If you want to know where the three sisters are just like the roos in the pic, please visit my Blue Mountains page :o)
Saw this option on the internet before heading to Sydney but I made no plans. While walking around I stopped at a tourist kiosk and asked about tours there and found one to be very inexpensive--$60 AU. There are tons of different packages at varying prices but I opted for the cheap one. Got picked up the next morning at the hostel. One person I was talking to was waiting for a pick-up as well, but hers was in a 4wd jeep with only three others and mine was in a broken down people hauler. The guide was fantastic, very informative. I ran into the other person in the park--seems we go to the same places for different prices. I do remember there was one tour that offered extensive hiking, but I was not dissappointed as I had ample opportunity to get my heart rate up! If I ever have more time I will certainly look into an overnight and even multi day trip with lots of hiking as the area is beautiful and there are tons of trails. Plus I would have liked more time to watch the kangaroos--it was the hot part of the day and they were just chillin in the shade.

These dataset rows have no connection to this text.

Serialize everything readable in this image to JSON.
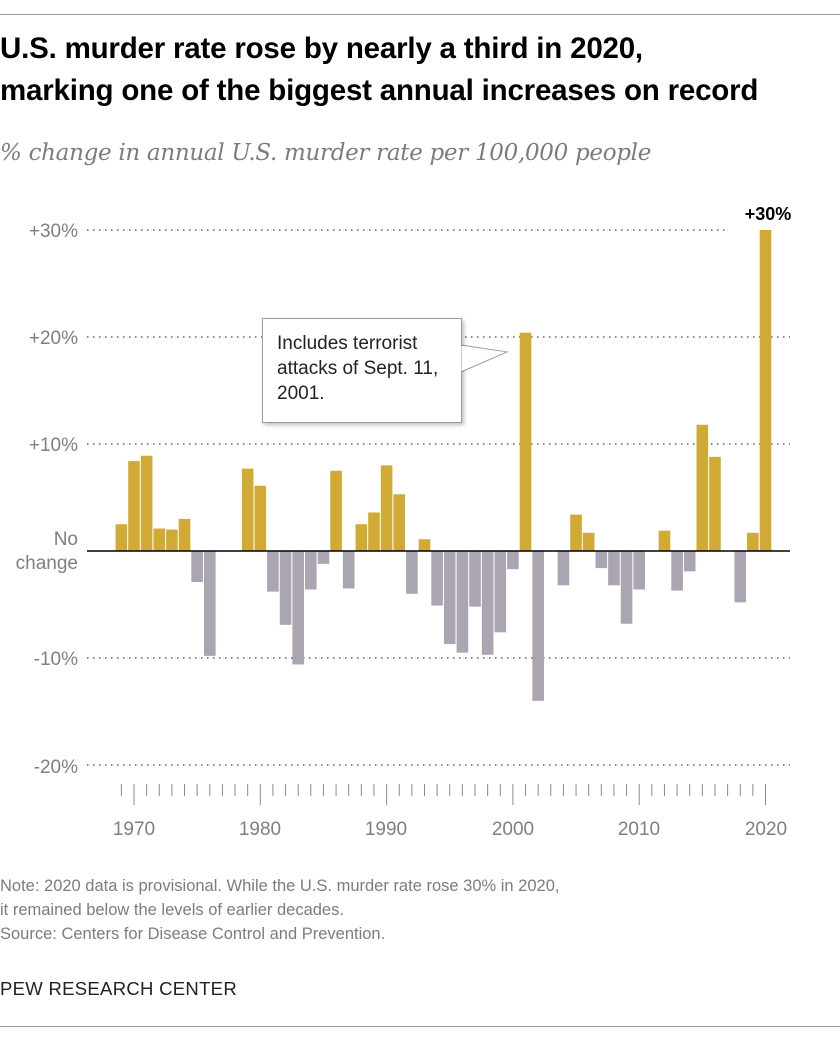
{
  "title": [
    "U.S. murder rate rose by nearly a third in 2020,",
    "marking one of the biggest annual increases on record"
  ],
  "subtitle": "% change in annual U.S. murder rate per 100,000 people",
  "annotation": "Includes terrorist attacks of Sept. 11, 2001.",
  "note": [
    "Note: 2020 data is provisional. While the U.S. murder rate rose 30% in 2020,",
    "it remained below the levels of earlier decades."
  ],
  "source": "Source: Centers for Disease Control and Prevention.",
  "brand": "PEW RESEARCH CENTER",
  "chart_data": {
    "type": "bar",
    "title": "U.S. murder rate rose by nearly a third in 2020, marking one of the biggest annual increases on record",
    "subtitle": "% change in annual U.S. murder rate per 100,000 people",
    "xlabel": "",
    "ylabel": "",
    "ylim": [
      -20,
      30
    ],
    "yticks": [
      {
        "value": 30,
        "label": "+30%"
      },
      {
        "value": 20,
        "label": "+20%"
      },
      {
        "value": 10,
        "label": "+10%"
      },
      {
        "value": 0,
        "label": "No change"
      },
      {
        "value": -10,
        "label": "-10%"
      },
      {
        "value": -20,
        "label": "-20%"
      }
    ],
    "xticks": [
      "1970",
      "1980",
      "1990",
      "2000",
      "2010",
      "2020"
    ],
    "grid": true,
    "colors": {
      "increase": "#D1A935",
      "decrease": "#ABA5B1"
    },
    "data_label": {
      "year": 2020,
      "label": "+30%"
    },
    "x": [
      1969,
      1970,
      1971,
      1972,
      1973,
      1974,
      1975,
      1976,
      1977,
      1978,
      1979,
      1980,
      1981,
      1982,
      1983,
      1984,
      1985,
      1986,
      1987,
      1988,
      1989,
      1990,
      1991,
      1992,
      1993,
      1994,
      1995,
      1996,
      1997,
      1998,
      1999,
      2000,
      2001,
      2002,
      2003,
      2004,
      2005,
      2006,
      2007,
      2008,
      2009,
      2010,
      2011,
      2012,
      2013,
      2014,
      2015,
      2016,
      2017,
      2018,
      2019,
      2020
    ],
    "values": [
      2.5,
      8.4,
      8.9,
      2.1,
      2.0,
      3.0,
      -2.9,
      -9.8,
      0,
      0,
      7.7,
      6.1,
      -3.8,
      -6.9,
      -10.6,
      -3.6,
      -1.2,
      7.5,
      -3.5,
      2.5,
      3.6,
      8.0,
      5.3,
      -4.0,
      1.1,
      -5.1,
      -8.7,
      -9.5,
      -5.2,
      -9.7,
      -7.6,
      -1.7,
      20.4,
      -14.0,
      0,
      -3.2,
      3.4,
      1.7,
      -1.6,
      -3.2,
      -6.8,
      -3.6,
      0,
      1.9,
      -3.7,
      -1.9,
      11.8,
      8.8,
      0,
      -4.8,
      1.7,
      30.0
    ]
  }
}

Here is a description of the last trail of the day:The Giant Stairway - Federal pass walk.
This walk entails walking down a very steep staircase of approximately 1000 stairs. The views on the way down are absolutely breathtaking. It is no surprise this walk is so famous. When you get to the bottom of the staircase your legs will almost certainly feel a little wobbly. From here you turn right and walk along an 2 to 3 kilomtere undulating rainforest pathway at the base of the cliff until you arrive at the Scenic Railway platform. This walk is perfectly suited for those that want to get away from the big crowds. It is worth keeping in mind, the best views are on the way down into the valley, as once at the bottom, you will not get too many expansive photo oportunities due to the density of the forest. After taking one more look at the Jamison valley you then catch the Scenic Railway back to the top of the valley where you meet up with the rest of the group.
Just a word of caution about this stop, you are charged extra to tram up and it is NO escape from crowds! I opted to hike down which was great and I was alone but when I reached the platform I could not even move as two full bus loads of Japanese stuffed the narrow path--I turned around and hiked back up and only saw a few brave tourists on their way down. I loved the climb but can't say everyone is as excited about exercise as I am--was the only one on my tour that attempted it.